While the 2G-based communication standard has been used successfully for the last 20-plus years, today, the decline of GSM-R is constraining the innovation of the digital railway due to its complex, tangled architecture.

With its narrow 4 MHz bandwidth, GSM-R capacity is not large enough to meet requirements and is limiting the flexibility of services such as railway multimedia dispatching communications, railway infrastructure smart management, trackside IoT, prediction maintenance and passenger service information transmission.

Guo Guoqing, President of Huawei Sub-Saharan Africa Enterprise Business

As such, it’s vital that railway operators evolve to a new communications platform that is capable of meeting the requirements of contemporary railways. The LTE-based FRMCS is precisely that platform, particularly if it’s implemented properly.

The benefits of FRMCS, over GSM-R, are clear. Beyond doubt, we see an increase in safety, efficiency – 500km/h as opposed to 350-400km/h with GSM-R, and an increased data rate – from 9.6 Kbps with GSM-R to 100 Mbps, with the cloud-based architecture of 4G and beyond.

These benefits are further evidenced by more than 130 rail and metro lines around the world that are already utilising LTE and beyond 2 000km of track.

As such, it is clear that FRMCS is the way forward for the future of rail radio communications and a key step in rail’s digital development.

The shift to FRMCS need not be costly either, particularly for railway operators partnering with Huawei. Naturally, replacing the entire network is costly for any railway operator.

With this in mind, Huawei’s solution supports a smooth evolution from GSM-R to FRMCS, with flexible interworking.

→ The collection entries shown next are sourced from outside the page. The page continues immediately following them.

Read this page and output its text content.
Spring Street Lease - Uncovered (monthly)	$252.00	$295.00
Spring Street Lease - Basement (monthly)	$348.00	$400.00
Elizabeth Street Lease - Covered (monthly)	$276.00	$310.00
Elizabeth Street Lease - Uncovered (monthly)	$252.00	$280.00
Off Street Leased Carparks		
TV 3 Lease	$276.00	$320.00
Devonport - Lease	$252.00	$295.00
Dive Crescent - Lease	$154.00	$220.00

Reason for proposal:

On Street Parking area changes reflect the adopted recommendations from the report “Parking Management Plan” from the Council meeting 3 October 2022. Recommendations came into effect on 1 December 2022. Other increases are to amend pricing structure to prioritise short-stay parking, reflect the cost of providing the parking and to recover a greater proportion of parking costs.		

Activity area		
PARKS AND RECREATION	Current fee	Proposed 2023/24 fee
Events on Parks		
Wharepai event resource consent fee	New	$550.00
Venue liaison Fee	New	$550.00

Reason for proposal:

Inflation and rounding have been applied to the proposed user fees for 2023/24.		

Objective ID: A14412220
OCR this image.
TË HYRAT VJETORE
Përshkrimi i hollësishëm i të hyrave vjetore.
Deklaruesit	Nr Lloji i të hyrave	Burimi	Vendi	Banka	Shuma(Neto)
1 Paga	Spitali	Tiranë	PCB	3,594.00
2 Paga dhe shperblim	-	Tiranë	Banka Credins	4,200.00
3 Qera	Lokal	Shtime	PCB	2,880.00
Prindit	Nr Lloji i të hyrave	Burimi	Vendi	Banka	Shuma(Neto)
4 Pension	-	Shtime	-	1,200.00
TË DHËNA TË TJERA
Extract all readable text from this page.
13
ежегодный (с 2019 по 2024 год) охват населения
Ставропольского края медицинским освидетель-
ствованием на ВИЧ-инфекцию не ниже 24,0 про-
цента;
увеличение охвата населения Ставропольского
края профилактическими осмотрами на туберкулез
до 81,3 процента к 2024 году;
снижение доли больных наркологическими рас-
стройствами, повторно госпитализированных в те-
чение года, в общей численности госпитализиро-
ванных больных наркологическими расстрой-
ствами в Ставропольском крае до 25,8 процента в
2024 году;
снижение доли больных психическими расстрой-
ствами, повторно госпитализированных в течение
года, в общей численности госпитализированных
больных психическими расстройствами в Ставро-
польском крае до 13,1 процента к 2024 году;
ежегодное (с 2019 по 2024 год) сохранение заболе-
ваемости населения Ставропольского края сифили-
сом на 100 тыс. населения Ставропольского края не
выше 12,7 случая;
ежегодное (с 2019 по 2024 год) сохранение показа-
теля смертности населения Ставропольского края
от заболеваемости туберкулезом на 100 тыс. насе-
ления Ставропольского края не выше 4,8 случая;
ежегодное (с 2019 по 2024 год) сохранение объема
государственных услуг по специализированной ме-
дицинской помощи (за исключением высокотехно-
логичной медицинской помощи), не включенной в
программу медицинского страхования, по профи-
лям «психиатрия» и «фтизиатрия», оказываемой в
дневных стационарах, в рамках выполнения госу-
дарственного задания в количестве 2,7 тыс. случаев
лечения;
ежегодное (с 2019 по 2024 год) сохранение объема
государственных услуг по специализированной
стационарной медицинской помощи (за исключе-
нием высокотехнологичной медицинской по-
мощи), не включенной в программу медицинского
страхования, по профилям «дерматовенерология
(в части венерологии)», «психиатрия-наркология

This approach also mitigates the increasing costs associated with continuing to use GSM-R due to the declining supplement. Huawei’s own technologies, meanwhile, can help further drive down the costs associated with moving to FRMCS.

More particularly, technologies such as Huawei’s unique 8T8R multi-array smart antennas (see figure below) improve the coverage by 10 to 15 percent compared with the industry’s 4T4R technology, allowing for fewer base stations and cost savings.

Huawei’s unique dual-network solution at the same site also improves the reliability of the FRMCS radio network to 99.999% (Huawei unique).

As such, the value presented in upgrading software from GSM-R to LTE, becomes evident.

It is clear as rail enters the next stage in its digital development, that next-gen safety requires a next-gen communication standard.

Some would even argue that communication is the main battlefield of railway digitalisation. Knowing that, we believe broadband-based FRMCS is key in enabling railway’s digital transformation.